The surgical white darkened, bleeding into a heavy, dense, slate-grey. The flickering light stopped looking like glass and started behaving like liquid lead. The physical air pressure around my body didn't just push outward—it sank.
*My god,* the Alter whispered in our mind, feeling the fundamental shift in our kinetic output. *The density. It's... it's unbearable.*
*That's just Tuesday for me,* I thought back grimly. *Now push.*
My Alter stopped bracing himself against the swarm. He didn't snap his fingers this time. He simply planted his ruined, scuffed oxfords firmly into the asphalt, let out a raw, guttural roar, and shoved both hands downward.
*BANG!*
The slate-grey aura slammed into the ground, expanding outward in a fifty-foot radius.
It was a true gravity well. Not born of arrogance, but of absolute, crushing despair. The kinetic weight of the area instantly multiplied by ten.
The swarm of Dezonic Wasps above me shrieked in sudden, mechanical panic. Their rapidly vibrating wings couldn't generate enough lift to combat the sudden, immense gravitational pull.

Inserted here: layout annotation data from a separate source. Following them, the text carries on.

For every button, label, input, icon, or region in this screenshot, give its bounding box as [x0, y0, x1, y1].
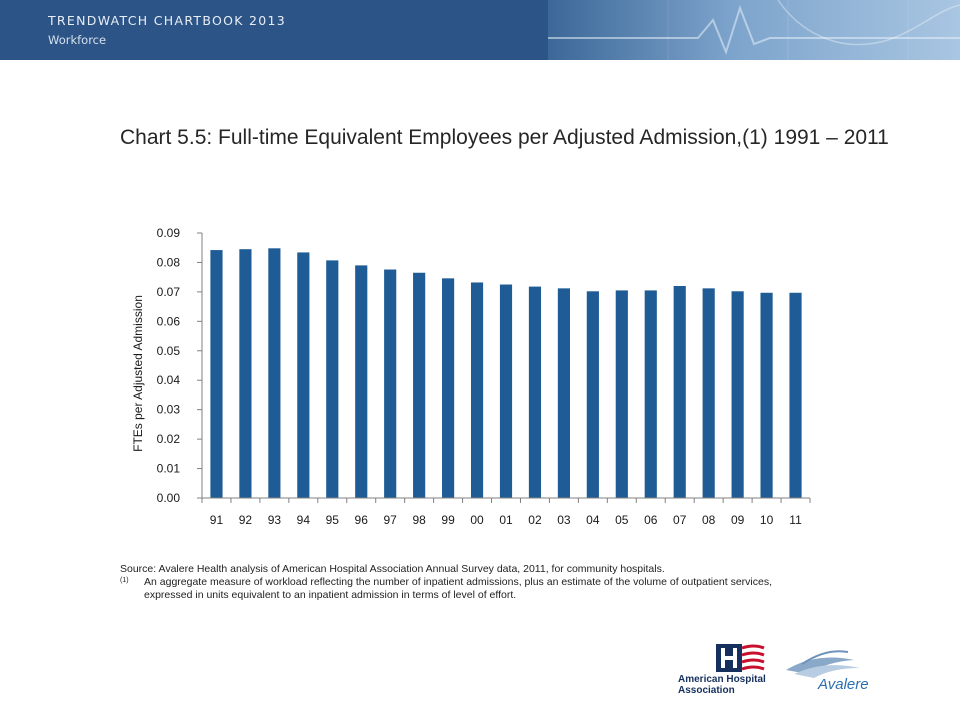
bar-92	[239, 249, 252, 498]
bar-07	[673, 286, 686, 498]
x-tick-label: 04	[586, 513, 600, 527]
bar-93	[268, 248, 281, 498]
y-axis-label: FTEs per Adjusted Admission	[131, 295, 145, 452]
x-tick-label: 02	[528, 513, 542, 527]
footnote: (1) An aggregate measure of workload ref…	[120, 576, 820, 602]
avalere-logo-icon	[786, 650, 860, 678]
y-tick-label: 0.00	[157, 491, 181, 505]
bar-01	[499, 284, 513, 498]
x-tick-label: 06	[644, 513, 658, 527]
bar-00	[470, 282, 484, 498]
x-tick-label: 00	[470, 513, 484, 527]
footnote-mark: (1)	[120, 577, 129, 584]
x-tick-label: 97	[384, 513, 398, 527]
source-note: Source: Avalere Health analysis of Ameri…	[120, 563, 665, 575]
bar-06	[644, 290, 657, 498]
banner-heartbeat-graphic	[548, 0, 960, 60]
x-tick-label: 95	[326, 513, 340, 527]
header-banner: TRENDWATCH CHARTBOOK 2013 Workforce	[0, 0, 960, 60]
aha-logo-icon	[716, 644, 765, 672]
bar-99	[442, 278, 455, 498]
y-tick-label: 0.03	[157, 403, 181, 417]
x-tick-label: 10	[760, 513, 774, 527]
x-tick-label: 92	[239, 513, 253, 527]
x-tick-label: 05	[615, 513, 629, 527]
x-tick-label: 93	[268, 513, 282, 527]
x-tick-label: 09	[731, 513, 745, 527]
avalere-logo-text: Avalere	[818, 676, 869, 693]
aha-logo-text: American Hospital Association	[678, 674, 766, 696]
logo-graphics	[716, 644, 860, 678]
chart-title: Chart 5.5: Full-time Equivalent Employee…	[120, 126, 889, 149]
bar-04	[586, 291, 599, 498]
bar-97	[384, 269, 397, 498]
bar-94	[297, 252, 310, 498]
bar-05	[615, 290, 628, 498]
y-tick-label: 0.01	[157, 462, 181, 476]
y-tick-label: 0.04	[157, 373, 181, 387]
x-tick-label: 94	[297, 513, 311, 527]
y-tick-label: 0.08	[157, 255, 181, 269]
bar-96	[355, 265, 368, 498]
bar-02	[528, 286, 542, 498]
sponsor-logos: American Hospital Association Avalere	[676, 642, 886, 702]
bar-08	[702, 288, 715, 498]
y-tick-label: 0.06	[157, 314, 181, 328]
x-tick-label: 07	[673, 513, 687, 527]
bar-09	[731, 291, 744, 498]
x-tick-label: 98	[412, 513, 426, 527]
chartbook-section: Workforce	[48, 33, 107, 47]
bar-95	[326, 260, 339, 498]
x-tick-label: 11	[789, 513, 802, 527]
x-tick-label: 03	[557, 513, 571, 527]
chartbook-title: TRENDWATCH CHARTBOOK 2013	[48, 13, 287, 28]
y-tick-label: 0.09	[157, 226, 181, 240]
bar-11	[789, 292, 802, 498]
x-tick-label: 99	[441, 513, 455, 527]
x-tick-label: 91	[210, 513, 224, 527]
x-tick-label: 01	[499, 513, 513, 527]
bar-03	[557, 288, 570, 498]
chart-notes: Source: Avalere Health analysis of Ameri…	[120, 563, 820, 602]
bar-91	[210, 250, 223, 498]
x-tick-label: 08	[702, 513, 716, 527]
x-tick-label: 96	[355, 513, 369, 527]
bar-10	[760, 292, 773, 498]
footnote-text: An aggregate measure of workload reflect…	[144, 576, 773, 601]
y-tick-label: 0.02	[157, 432, 181, 446]
y-tick-label: 0.07	[157, 285, 181, 299]
bar-98	[413, 272, 426, 498]
y-tick-label: 0.05	[157, 344, 181, 358]
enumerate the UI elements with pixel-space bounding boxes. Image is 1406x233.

It rained interdimensional bugs.
Over two hundred of the massive, football-sized insects were dragged violently out of the air. They slammed into the asphalt around me with heavy, sickening *crunches*. The sheer density of the grey aura pressed them flat against the concrete. Their chitinous armor cracked and popped like bubble wrap under a steamroller, highly corrosive yellow acid pooling harmlessly into the gutters.
I stood in the center of the massacre, gasping for air, the heavy slate-grey aura slowly retracting back into my skin.
Every single muscle in my body was screaming in agony. The burn on my shoulder was radiating a hot, throbbing pain, and my lungs felt like they were filled with wet sand. We had survived, but it wasn't a clean, god-like victory. It was a brutal, desperate, ugly street fight.
My Alter didn't offer a smug quip. He was completely silent, reeling from the sheer, suffocating weight of the apathy he had just been forced to metabolize. He finally understood exactly how heavy the world was for me.
We had broken through the threshold. The integration of his authority and my void had artificially forced a structural evolution in our cognitive output.
Across the street, the remaining swarm had been thinned out enough for the heavily armed mercenaries to mop up the stragglers with their scatterguns.
Dulci skidded to a halt a few yards away, her combat boots burning twin trails of smoking rubber into the pavement. Her yellow kinetic aura flickered wildly as she stared at the circle of crushed, pulverized insect carcasses surrounding me.
She looked at my heaving chest. She looked at the blood dripping down my forearm, and the completely shredded, acid-burned remnants of my ten-thousand-credit bespoke suit.
"Doc?" Dulci yelled over the screeching of the dying swarm, her voice laced with a mixture of absolute shock and newfound, genuine respect. "What the hell was that? I thought you were a blank! Your aura just went from white to lead-grey!"
My Alter slowly turned my head. The arrogant smirk was gone, replaced by a grim, exhausted scowl that belonged entirely to me.
"I am a consultant, Ms. Lace," my Alter rasped, his voice lacking any of its prior Beverly Hills polish. He reached up with a trembling hand and ripped the remaining, acid-eaten sleeve off the suit jacket, tossing the ruined silk onto the asphalt.
"And I strongly suggest," my Alter continued, staring at the shredded fabric, "that whoever summoned that tear has a very robust insurance policy. Because I am going to bill them for the tailoring."